Alin'imin ,benim karımın başka bir çocuğu vardı.
.O şerefsiz benim karımın hiçbir şeyi olamazdı .
"Oğlum gelinimi getir miyor musun artık ?" Diyince iyice delirdim.
"Ana ortada gelin mi bıraktın.Ben işleri düzene sokana kadar arayıp sorma."
Diyip yüzüne kapattım .Ben Berzan Barzani'ydim.
Yıktığım yuvamı,hayallerimi,
umutlarımı baştan inşaa edecektim.Tuttuğum evde Alin'e bakması için bir bakıcı ayarlamıştım.Ama onun annesine ihtiyacı vardı.Anneliğin biyolojik değilde manevi anneliğin çok daha önemli olduğunu öğretecek kadına götürecektim.
Ikincisi kez çalan telefonla kısık bir küfür savurdum.
"Abi O adam Alin yengenin bi şeyi olarak gözükmüyor.Selim'in kardeşi.Selim yeni evlenmiş balayındaymış şu an.Can da yenge yalnız kalmasın diye yanlarındaymış. Abla kardeş gibilermiş anlayacağın.Sanırım yenge biraz oynamak istemiş."
Telefonu kapatıp.Alin'in odasına gittim.
"Kerime abla hazırla Alin'i annesine götürücem."
Alin'den
"Can terlik atıcam şimdi kafana uyuyor Berzan sevemezsin." Dedim kısık sesimle.
"Ya Alin oğlun uyanıkken nemrut babası gibi ne dokunduruyor kendine ne de isteğim gülüyor.Ama uykusunda melek gibi."
"Sen benim oğluma uyanıkken şeytan imasında mı bulunuyorsun ?!"
"Tanrı beni kadınlardan korusun.Siz başa çıkılamayacak varlıklarsınız."
Elini yavaşça Berzan'a götürürken zil çaldı.Uyanmasın diye hızla kapıya koştum.Ve bir kere daha zile basılmadan kapıyı açabilmiştim.
Berzan karşımda kucağında minik Alin'le duruyordu.Alin'i hafifçe yukarı kaldırıp "Baş edemedim biraz sen bakabilir misin ?" Diyince gülmemek için zor tuttum kendimi.

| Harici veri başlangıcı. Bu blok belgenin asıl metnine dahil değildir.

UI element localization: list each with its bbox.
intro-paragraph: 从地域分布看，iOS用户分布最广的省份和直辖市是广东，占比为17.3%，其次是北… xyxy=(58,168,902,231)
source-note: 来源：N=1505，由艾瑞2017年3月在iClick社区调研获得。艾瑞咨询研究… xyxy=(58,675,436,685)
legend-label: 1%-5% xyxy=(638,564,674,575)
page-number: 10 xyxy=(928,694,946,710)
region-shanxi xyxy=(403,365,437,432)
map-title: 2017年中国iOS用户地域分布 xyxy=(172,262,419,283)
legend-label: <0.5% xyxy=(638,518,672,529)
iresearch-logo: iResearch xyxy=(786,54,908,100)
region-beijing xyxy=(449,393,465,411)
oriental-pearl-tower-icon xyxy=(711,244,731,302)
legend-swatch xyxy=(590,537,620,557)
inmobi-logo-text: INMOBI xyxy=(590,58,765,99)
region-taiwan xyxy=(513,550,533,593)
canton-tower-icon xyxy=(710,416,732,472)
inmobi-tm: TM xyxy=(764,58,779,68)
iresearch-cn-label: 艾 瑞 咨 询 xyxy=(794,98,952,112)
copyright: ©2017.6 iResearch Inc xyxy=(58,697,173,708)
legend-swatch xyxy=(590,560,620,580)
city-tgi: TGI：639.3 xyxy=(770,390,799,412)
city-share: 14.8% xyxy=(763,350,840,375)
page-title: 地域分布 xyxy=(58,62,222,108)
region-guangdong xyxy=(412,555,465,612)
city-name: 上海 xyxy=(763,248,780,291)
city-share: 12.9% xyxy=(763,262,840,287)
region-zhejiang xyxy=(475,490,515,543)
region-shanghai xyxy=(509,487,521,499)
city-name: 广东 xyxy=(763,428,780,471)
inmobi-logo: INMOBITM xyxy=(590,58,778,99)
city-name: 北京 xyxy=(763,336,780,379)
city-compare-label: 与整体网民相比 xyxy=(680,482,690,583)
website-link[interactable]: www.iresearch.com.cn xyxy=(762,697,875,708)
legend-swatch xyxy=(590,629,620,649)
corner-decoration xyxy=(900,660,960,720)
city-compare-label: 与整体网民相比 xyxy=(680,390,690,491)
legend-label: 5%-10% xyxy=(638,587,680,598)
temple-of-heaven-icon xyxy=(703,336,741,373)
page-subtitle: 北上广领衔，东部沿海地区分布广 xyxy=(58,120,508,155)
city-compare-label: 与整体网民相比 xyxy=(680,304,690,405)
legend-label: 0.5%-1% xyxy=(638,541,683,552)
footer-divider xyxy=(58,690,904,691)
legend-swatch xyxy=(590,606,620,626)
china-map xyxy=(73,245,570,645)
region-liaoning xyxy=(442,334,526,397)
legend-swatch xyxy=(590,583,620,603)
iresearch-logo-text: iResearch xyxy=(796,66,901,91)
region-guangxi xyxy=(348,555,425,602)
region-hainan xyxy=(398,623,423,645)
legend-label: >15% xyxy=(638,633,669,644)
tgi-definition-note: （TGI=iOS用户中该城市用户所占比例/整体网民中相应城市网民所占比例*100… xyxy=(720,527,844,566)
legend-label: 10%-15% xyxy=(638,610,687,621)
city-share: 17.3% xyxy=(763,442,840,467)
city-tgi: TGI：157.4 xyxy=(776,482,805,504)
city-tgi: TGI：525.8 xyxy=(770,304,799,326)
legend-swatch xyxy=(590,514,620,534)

Kucağından Alin'i alıp içeri geçtikten sonra kapıyı kapattım.Ve yukarı kata çıktık.
"Ne işin var lan senin burda ?"
Diyen Can'ın özgüveni tekrar yerine gelmişti anlaşılan.Berzan sakince koltuğa oturup geriye yaslandı.
"Kavga etmek için gelmedim.Onu senin aklın ve vücudun bana erişince hallederiz.Kızımın şu anlık annesine ihtiyacı var."dedi.Can yan bir bakış atıp"O zaman onu annesine götür." Dedi.

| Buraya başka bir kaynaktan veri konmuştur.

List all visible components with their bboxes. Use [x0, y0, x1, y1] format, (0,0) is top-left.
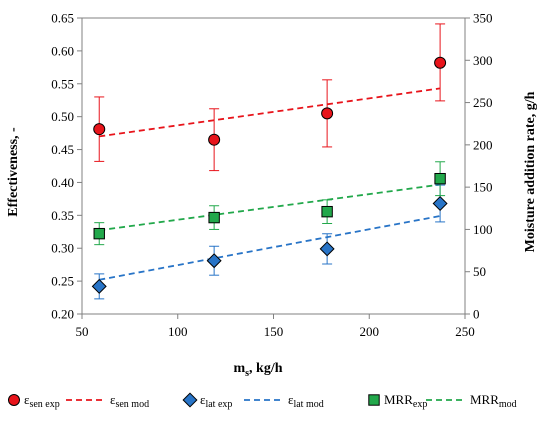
x-tick-label: 250	[455, 324, 475, 339]
y-left-tick-label: 0.25	[51, 274, 74, 289]
plot-area	[81, 17, 466, 315]
x-tick-label: 100	[168, 324, 188, 339]
y-left-tick-label: 0.35	[51, 208, 74, 223]
y-right-tick-label: 100	[473, 222, 493, 237]
y-right-tick-label: 300	[473, 53, 493, 68]
data-point-mrr-exp	[208, 211, 220, 224]
legend-marker--sen-exp	[8, 394, 20, 406]
legend-label-sub: sen mod	[115, 399, 149, 410]
legend-item-mrr-mod: MRRmod	[426, 392, 517, 410]
y-left-tick-label: 0.65	[51, 11, 74, 26]
y-left-tick-label: 0.30	[51, 241, 74, 256]
data-point--sen-exp	[434, 56, 447, 69]
data-point-mrr-exp	[321, 205, 333, 218]
legend-label-mrr-exp: MRRexp	[384, 392, 427, 410]
axes-layer: 50 100 150 200 250 0.20 0.25 0.30 0.35 0.40 0.45 0.…	[51, 11, 492, 340]
legend-label-main: ε	[288, 392, 294, 407]
legend-item--lat-mod: εlat mod	[244, 392, 324, 410]
x-tick-label: 150	[264, 324, 284, 339]
data-point--sen-exp	[93, 123, 106, 136]
legend-label-sub: lat exp	[205, 399, 232, 410]
legend-label-main: ε	[110, 392, 116, 407]
series-line-lat-mod	[99, 215, 441, 281]
legend-marker-mrr-exp	[368, 394, 380, 406]
x-axis-label-main: m	[233, 361, 245, 376]
legend-item--sen-exp: εsen exp	[8, 392, 60, 410]
data-point-mrr-exp	[93, 227, 105, 240]
series-line-sen-mod	[99, 87, 441, 138]
legend-item--lat-exp: εlat exp	[182, 392, 232, 410]
data-point--sen-exp	[321, 107, 334, 120]
y-right-tick-label: 50	[473, 264, 486, 279]
y-axis-left-label: Effectiveness, -	[6, 127, 21, 217]
legend-label-main: MRR	[470, 392, 499, 407]
x-axis-label: ms, kg/h	[233, 361, 282, 379]
legend-label-sub: lat mod	[293, 399, 323, 410]
y-right-tick-label: 250	[473, 95, 493, 110]
legend-label-sub: sen exp	[29, 399, 59, 410]
y-right-tick-label: 350	[473, 11, 493, 26]
data-point--lat-exp	[432, 195, 448, 212]
x-axis-label-sub: s	[245, 368, 249, 379]
x-axis-label-rest: , kg/h	[249, 361, 283, 376]
y-left-tick-label: 0.60	[51, 43, 74, 58]
x-tick-label: 50	[76, 324, 89, 339]
y-right-tick-label: 200	[473, 137, 493, 152]
y-right-tick-label: 0	[473, 307, 480, 322]
plot-frame	[81, 17, 466, 315]
y-left-tick-label: 0.20	[51, 307, 74, 322]
y-left-tick-label: 0.40	[51, 175, 74, 190]
legend: εsen exp εsen mod εlat exp εlat mod MRRexp MR…	[8, 392, 517, 410]
legend-label-sub: mod	[499, 399, 517, 410]
legend-label--sen-mod: εsen mod	[110, 392, 149, 410]
y-axis-right-label: Moisture addition rate, g/h	[523, 91, 538, 252]
y-left-tick-label: 0.50	[51, 109, 74, 124]
data-point-mrr-exp	[434, 172, 446, 185]
data-point--lat-exp	[206, 253, 222, 269]
legend-label-main: MRR	[384, 392, 413, 407]
legend-label-mrr-mod: MRRmod	[470, 392, 517, 410]
y-left-tick-label: 0.55	[51, 76, 74, 91]
legend-label-main: ε	[24, 392, 30, 407]
legend-item--sen-mod: εsen mod	[66, 392, 149, 410]
series-line-mod	[99, 183, 441, 232]
x-tick-label: 200	[360, 324, 380, 339]
data-point--lat-exp	[319, 241, 335, 257]
series-layer	[91, 23, 448, 300]
y-right-tick-label: 150	[473, 180, 493, 195]
legend-item-mrr-exp: MRRexp	[368, 392, 427, 410]
data-point--lat-exp	[91, 278, 107, 294]
data-point--sen-exp	[208, 133, 221, 146]
legend-label--lat-mod: εlat mod	[288, 392, 324, 410]
legend-label-main: ε	[200, 392, 206, 407]
y-left-tick-label: 0.45	[51, 142, 74, 157]
legend-label--lat-exp: εlat exp	[200, 392, 232, 410]
legend-label--sen-exp: εsen exp	[24, 392, 60, 410]
legend-marker--lat-exp	[182, 392, 198, 408]
legend-label-sub: exp	[413, 399, 427, 410]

"Onun annesi biyolojik olmasada Alin.O artık ona ait."
Alin konuşmaları dinlerken gözünü yüzümden ayırmıyordu.Minicik elini yavaşça yanağıma götürdü ve güzel güzel gülümsedi.
Can'la Berzan konuşmalarına(!) devam ederken tüm odak noktam Alin'di.
Bazen birinin size ait olması için biyolojik bağlara gerek yoktur.Sizi birbirinize bağlayan gözlerinizdir,kalbinizdir,teninizdir,
hayallerinizdir,ruhunuzdur.Ben Berzan'a asla kopmayacak bağlarla bağlıydım.
Alin'se o ipleri koparmıştı.Annesi...
Ama şimdi Alin o ipleri koptukları yerden bağlayıp hepimizin eline doladı.
Benim,Berzan'ın ,kardeşinin ve kendisinin.Ben intikam ateşinde yanıp ,tutuşup, kül olmak isterken Alin yapboz parçalarını birleştirmiş gibiydi.
Bir bebeğin saflığı benim içimdeki öfkeyi yerle bir etmişti.
Herkes ait olduğu yerde olacaktı.
Çünkü kalpler asla ayrılmazdı.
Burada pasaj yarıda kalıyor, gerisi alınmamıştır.